И здесь, в этой прусской земле, не щедрой и некрасивой, отрадой для него стало сизое, заросшее сплошь озерцо за деревней. Купаться в нем было нельзя, но рыба водилась. На рыбалку с ним ходили два кота — зеленоглазый Барсик — похожий на серого комышового котенка и Митька — черно-белый красавец, словно нарочно обутый в белые чулочки.
Когда Вовка привез в поселок свою деваху, Надя задохнулась от печали. Ушла к брату в комнату, поостыть.
— Она сидячая, вот те, крест. — Сказал Вовушка. — Я таких видал, перевидал. Шмара.
Наде впору было завыть.
— Может, потешится, да оставит ее в покое. — Понадеялась Надя.
— Такие паразитки ни за что мужика в покое не оставят. Да Вовку! Красавца такого!
Оставалось надеяться на светлое будущее. А тут еще соседка, двухметровая кобыла, с мордой коняги, которая красовалась на одном из домов соседнего поселка Привольное, вперя свои цепкие прозрачные без мысли глаза, покачала головой.
— А лучше ничего не мог достать?! Лучше б Жанку трахал, раз невмоготу. Чем такое! Я бы своего Руслана за такую ****ь убила.

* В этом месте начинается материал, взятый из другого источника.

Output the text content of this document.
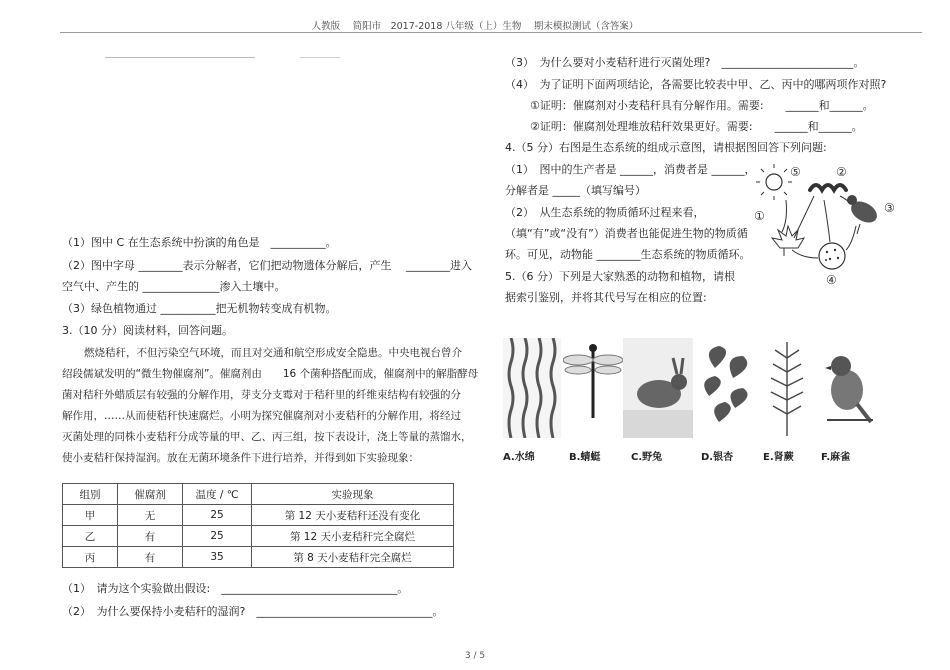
人教版　 简阳市　2017-2018 八年级（上）生物　 期末模拟测试（含答案）
（1）图中 C 在生态系统中扮演的角色是　__________。
（2）图中字母 ________表示分解者，它们把动物遗体分解后，产生　 ________进入
空气中、产生的 ______________渗入土壤中。
（3）绿色植物通过 __________把无机物转变成有机物。
3.（10 分）阅读材料，回答问题。
燃烧秸秆，不但污染空气环境，而且对交通和航空形成安全隐患。中央电视台曾介
绍段儒斌发明的“微生物催腐剂”。催腐剂由　　16 个菌种搭配而成，催腐剂中的解脂酵母
菌对秸秆外蜡质层有较强的分解作用，芽支分支霉对于秸秆里的纤维束结构有较强的分
解作用，……从而使秸秆快速腐烂。小明为探究催腐剂对小麦秸秆的分解作用，将经过
灭菌处理的同株小麦秸秆分成等量的甲、乙、丙三组，按下表设计，浇上等量的蒸馏水，
使小麦秸秆保持湿润。放在无菌环境条件下进行培养，并得到如下实验现象：
组别	催腐剂	温度 / ℃	实验现象
甲	无	25	第 12 天小麦秸秆还没有变化
乙	有	25	第 12 天小麦秸秆完全腐烂
丙	有	35	第 8 天小麦秸秆完全腐烂
（1）　请为这个实验做出假设:　________________________________。
（2）　为什么要保持小麦秸秆的湿润?　________________________________。
（3）　为什么要对小麦秸秆进行灭菌处理?　________________________。
（4）　为了证明下面两项结论，各需要比较表中甲、乙、丙中的哪两项作对照?
①证明：催腐剂对小麦秸秆具有分解作用。需要:　　______和______。
②证明：催腐剂处理堆放秸秆效果更好。需要:　　______和______。
4.（5 分）右图是生态系统的组成示意图，请根据图回答下列问题:
（1）　图中的生产者是 ______，消费者是 ______，
分解者是 _____（填写编号）
（2）　从生态系统的物质循环过程来看，
（填“有”或“没有”）消费者也能促进生物的物质循
环。可见，动物能 ________生态系统的物质循环。
5.（6 分）下列是大家熟悉的动物和植物，请根
据索引鉴别，并将其代号写在相应的位置:
⑤	②
③
①
④
A.水绵	B.蜻蜓	C.野兔	D.银杏	E.肾蕨	F.麻雀
3 / 5
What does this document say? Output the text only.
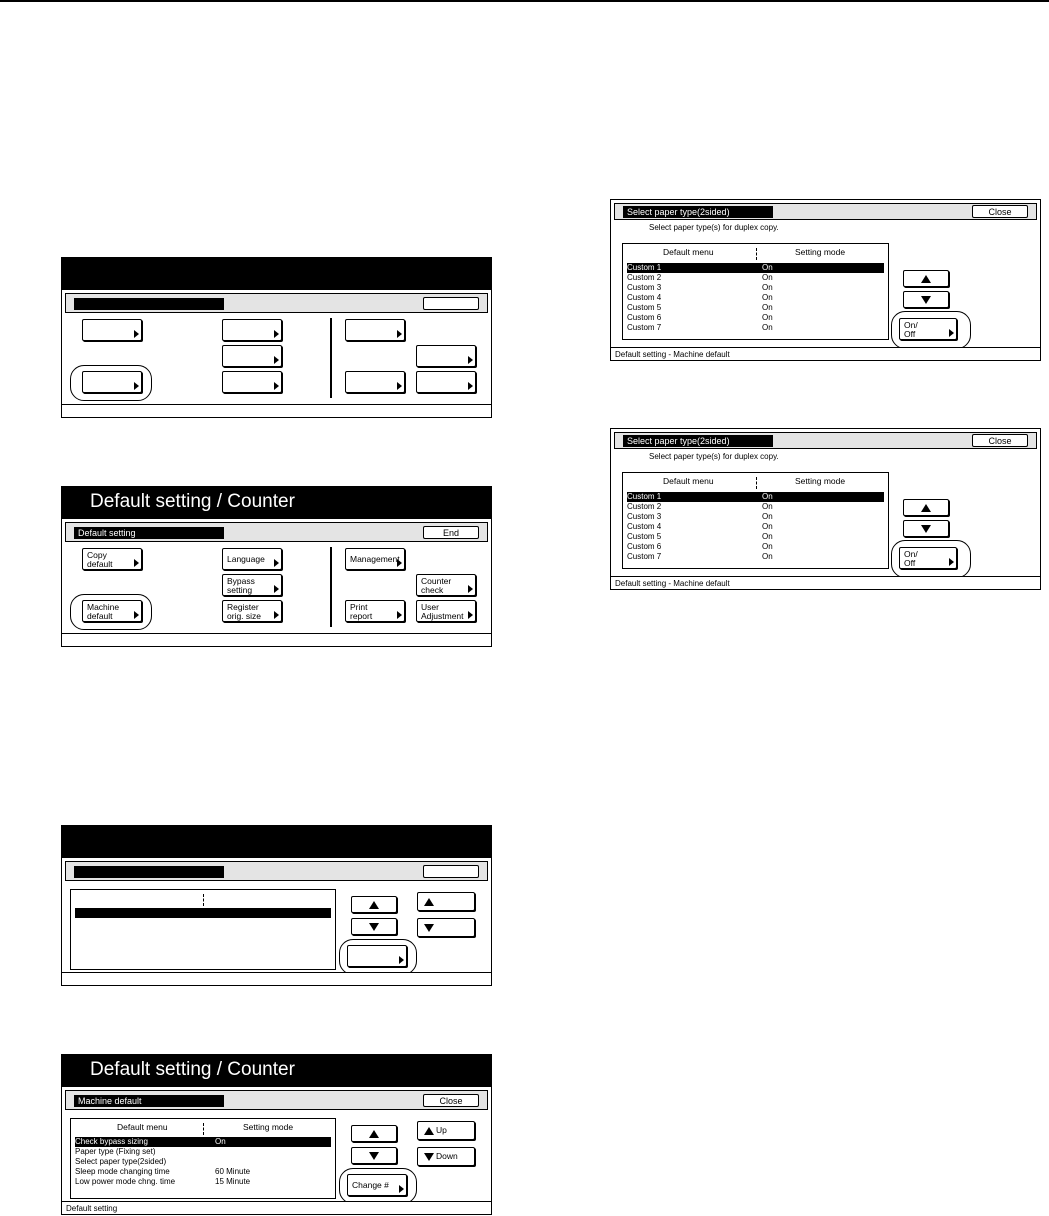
Default setting / Counter
Default setting	End
Copy
default	Language	Management
Bypass
setting
Counter
check
Machine
default
Register
orig. size
Print
report
User
Adjustment
Default setting / Counter
Machine default	Close
Default menu	Setting mode
Check bypass sizing	On
Paper type (Fixing set)
Select paper type(2sided)
Sleep mode changing time	60 Minute
Low power mode chng. time	15 Minute
Up
Down
Change #
Default setting
Select paper type(2sided)	Close
Select paper type(s) for duplex copy.
Default menu	Setting mode
Custom 1	On
Custom 2	On
Custom 3	On
Custom 4	On
Custom 5	On
Custom 6	On
Custom 7	On	On/
Off
Default setting - Machine default
Select paper type(2sided)	Close
Select paper type(s) for duplex copy.
Default menu	Setting mode
Custom 1	On
Custom 2	On
Custom 3	On
Custom 4	On
Custom 5	On
Custom 6	On
Custom 7	On	On/
Off
Default setting - Machine default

Жанка Осинкина и ее сестра Райка, да и не они одни, находились в шаговой доступности для любого желающего мужика. Рожать начали рано, регулярно, и к двадцати годам у них во дворе бегал выводок общим числом в шестерых сопливых и голожопых ребятишек.
Халимындра
Вот уж соседи достались Наде! И фамилия дурацкая — Халимоны. Что он, что она. Приземистый, кривоногий Халимон с юности был озабочен. Даже на трезвую голову, в ожидании подвоза горячего калиновского хлеба, он рассказывал сказки о своих сексуальных приключениях. Монолог его начинал со слов: «Я говорю…». По его словам не было в поселке женщины, которую он не осчастливил. Врал он вдохновенно.
— И Кумариху?
— Я говорю, она в постели даже неплохая была. Бойкая.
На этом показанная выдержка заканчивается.